On 17 February 2020 the Shipping Deputy Ministry issued Circular 4/2020 on cyber risk following International Maritime Organisation Resolution (IMO) MSC428(98), which recognises the urgent need to raise awareness of cyber-risk threats and vulnerabilities to support safe and secure shipping, which is operationally resilient to cyber risks.
In this respect, the IMO Facilitation Committee has approved guidelines on maritime cyber-risk management (MSC-FAL1/Circ3).

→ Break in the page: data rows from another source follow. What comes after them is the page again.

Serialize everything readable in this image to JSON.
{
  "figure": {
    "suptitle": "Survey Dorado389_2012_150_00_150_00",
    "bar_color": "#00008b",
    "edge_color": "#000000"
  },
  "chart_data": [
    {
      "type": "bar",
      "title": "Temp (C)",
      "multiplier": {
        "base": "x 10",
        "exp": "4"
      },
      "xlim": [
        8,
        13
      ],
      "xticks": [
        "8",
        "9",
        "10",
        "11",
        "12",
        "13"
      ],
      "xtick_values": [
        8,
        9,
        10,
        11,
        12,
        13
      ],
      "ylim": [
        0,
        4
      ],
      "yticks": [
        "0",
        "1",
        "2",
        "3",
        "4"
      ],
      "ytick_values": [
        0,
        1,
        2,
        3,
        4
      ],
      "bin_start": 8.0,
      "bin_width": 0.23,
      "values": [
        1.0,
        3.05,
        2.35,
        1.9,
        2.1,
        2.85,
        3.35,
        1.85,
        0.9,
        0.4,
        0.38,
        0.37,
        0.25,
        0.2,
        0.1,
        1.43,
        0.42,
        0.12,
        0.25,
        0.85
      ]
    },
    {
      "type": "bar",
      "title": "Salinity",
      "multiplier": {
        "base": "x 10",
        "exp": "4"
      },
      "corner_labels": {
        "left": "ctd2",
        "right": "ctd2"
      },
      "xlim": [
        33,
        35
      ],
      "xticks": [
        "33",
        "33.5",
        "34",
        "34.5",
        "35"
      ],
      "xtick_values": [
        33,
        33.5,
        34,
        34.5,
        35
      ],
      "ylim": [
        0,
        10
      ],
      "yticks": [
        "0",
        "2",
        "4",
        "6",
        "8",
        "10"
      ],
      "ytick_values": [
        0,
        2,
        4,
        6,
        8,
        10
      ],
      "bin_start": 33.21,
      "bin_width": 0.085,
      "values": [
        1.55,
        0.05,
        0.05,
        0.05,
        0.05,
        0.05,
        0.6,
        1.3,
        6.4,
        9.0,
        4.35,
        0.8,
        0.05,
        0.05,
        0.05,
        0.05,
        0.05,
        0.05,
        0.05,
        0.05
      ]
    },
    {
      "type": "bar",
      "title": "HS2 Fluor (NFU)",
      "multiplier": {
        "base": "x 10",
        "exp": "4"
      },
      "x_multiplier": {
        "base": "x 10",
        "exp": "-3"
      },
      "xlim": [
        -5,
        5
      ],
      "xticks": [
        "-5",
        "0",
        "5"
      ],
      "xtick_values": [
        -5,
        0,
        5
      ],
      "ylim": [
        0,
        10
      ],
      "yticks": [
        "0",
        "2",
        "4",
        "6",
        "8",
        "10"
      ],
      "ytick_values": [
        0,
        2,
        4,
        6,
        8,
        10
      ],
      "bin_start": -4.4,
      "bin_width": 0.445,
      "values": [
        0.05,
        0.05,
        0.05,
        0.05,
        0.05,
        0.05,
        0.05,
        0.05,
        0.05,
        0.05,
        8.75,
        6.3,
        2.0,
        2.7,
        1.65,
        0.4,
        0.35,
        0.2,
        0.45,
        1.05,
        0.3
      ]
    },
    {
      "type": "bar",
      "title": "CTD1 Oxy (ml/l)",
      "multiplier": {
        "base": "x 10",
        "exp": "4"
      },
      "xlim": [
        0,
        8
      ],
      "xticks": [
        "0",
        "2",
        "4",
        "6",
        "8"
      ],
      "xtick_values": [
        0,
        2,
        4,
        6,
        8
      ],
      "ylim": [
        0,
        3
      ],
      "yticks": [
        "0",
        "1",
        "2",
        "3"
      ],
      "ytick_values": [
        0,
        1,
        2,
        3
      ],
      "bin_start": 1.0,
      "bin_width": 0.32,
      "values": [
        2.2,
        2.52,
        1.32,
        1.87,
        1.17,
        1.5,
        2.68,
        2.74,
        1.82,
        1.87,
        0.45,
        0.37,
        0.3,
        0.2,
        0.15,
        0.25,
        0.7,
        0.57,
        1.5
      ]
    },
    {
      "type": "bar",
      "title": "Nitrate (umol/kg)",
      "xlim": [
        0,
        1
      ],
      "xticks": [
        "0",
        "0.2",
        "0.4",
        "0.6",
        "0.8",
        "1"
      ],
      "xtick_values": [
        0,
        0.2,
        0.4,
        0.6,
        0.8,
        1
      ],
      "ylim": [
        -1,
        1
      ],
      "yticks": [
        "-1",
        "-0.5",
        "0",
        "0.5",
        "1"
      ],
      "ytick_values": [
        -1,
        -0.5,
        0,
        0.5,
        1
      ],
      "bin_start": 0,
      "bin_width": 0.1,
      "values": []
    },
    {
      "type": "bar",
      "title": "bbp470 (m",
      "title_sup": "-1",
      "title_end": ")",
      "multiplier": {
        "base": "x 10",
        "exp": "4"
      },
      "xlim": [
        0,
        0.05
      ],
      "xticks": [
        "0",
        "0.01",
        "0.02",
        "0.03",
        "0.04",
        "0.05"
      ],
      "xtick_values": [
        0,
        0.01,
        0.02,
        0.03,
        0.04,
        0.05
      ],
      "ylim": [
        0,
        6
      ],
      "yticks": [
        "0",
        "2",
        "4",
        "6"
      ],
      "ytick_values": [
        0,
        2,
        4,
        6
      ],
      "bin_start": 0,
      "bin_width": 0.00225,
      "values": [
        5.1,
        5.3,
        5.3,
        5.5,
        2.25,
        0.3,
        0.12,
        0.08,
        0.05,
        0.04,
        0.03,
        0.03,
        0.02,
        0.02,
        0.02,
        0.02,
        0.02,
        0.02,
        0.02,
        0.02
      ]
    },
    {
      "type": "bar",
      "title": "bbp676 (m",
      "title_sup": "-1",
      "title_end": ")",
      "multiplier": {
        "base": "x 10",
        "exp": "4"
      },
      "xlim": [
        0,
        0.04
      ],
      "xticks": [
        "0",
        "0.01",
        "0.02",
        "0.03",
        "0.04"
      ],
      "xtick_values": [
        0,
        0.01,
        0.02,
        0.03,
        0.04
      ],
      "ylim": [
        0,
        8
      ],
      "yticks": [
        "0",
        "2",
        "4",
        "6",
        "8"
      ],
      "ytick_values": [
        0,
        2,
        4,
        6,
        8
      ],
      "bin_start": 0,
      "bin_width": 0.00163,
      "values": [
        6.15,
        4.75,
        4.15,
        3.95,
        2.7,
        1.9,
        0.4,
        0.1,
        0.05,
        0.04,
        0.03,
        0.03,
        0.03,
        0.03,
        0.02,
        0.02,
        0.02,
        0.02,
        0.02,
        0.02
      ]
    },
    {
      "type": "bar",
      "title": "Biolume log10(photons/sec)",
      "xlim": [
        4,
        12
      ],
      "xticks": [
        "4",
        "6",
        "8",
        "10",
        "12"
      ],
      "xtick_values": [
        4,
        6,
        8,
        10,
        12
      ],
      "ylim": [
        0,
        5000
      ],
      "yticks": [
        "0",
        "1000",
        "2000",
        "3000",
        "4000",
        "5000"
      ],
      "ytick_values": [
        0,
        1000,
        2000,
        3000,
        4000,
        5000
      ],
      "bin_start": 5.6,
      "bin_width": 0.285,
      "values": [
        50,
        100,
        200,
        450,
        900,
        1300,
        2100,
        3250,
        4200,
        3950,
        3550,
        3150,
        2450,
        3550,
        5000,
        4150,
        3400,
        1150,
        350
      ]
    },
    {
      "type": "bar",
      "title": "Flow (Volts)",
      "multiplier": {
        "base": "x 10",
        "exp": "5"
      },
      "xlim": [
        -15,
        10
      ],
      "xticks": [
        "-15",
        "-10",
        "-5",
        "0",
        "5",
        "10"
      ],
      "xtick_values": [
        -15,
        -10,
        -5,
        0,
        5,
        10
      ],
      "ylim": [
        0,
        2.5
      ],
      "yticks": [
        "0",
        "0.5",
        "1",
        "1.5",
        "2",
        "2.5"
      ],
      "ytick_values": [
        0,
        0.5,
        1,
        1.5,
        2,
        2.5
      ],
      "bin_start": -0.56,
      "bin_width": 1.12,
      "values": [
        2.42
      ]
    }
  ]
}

As noted in Circular 4/2020, 'maritime cyber risk' refers to a measure of the extent to which a technology asset could be threatened by a potential circumstance or event, which may result in shipping-related operational, safety or security failures as a consequence of information or systems being corrupted, lost or compromised. 'Cyber-risk management' means the process of identifying, analysing, assessing and communicating a cyber-related risk and accepting, avoiding, transferring or mitigating it to an acceptable level, considering costs and benefits of actions taken to stakeholders. The objectives of the International Safety Management Code must be upheld, including:
- the provision of safe practices in ship operation and a safe working environment;
- the assessment of all identified risks to ships, personnel and the environment;
- the establishment of appropriate safeguards; and
- the continuous improvement of safety management skills of personnel ashore and aboard ships.
All ship management companies of ships flying the Cyprus flag should address the cyber risks in their safety management system no later than the first annual verification of the company's document of compliance after 1 January 2021. Registrars of shipping are expected to verify compliance with the abovementioned requirement during the first annual verification of a company's document of compliance after 1 January 2021.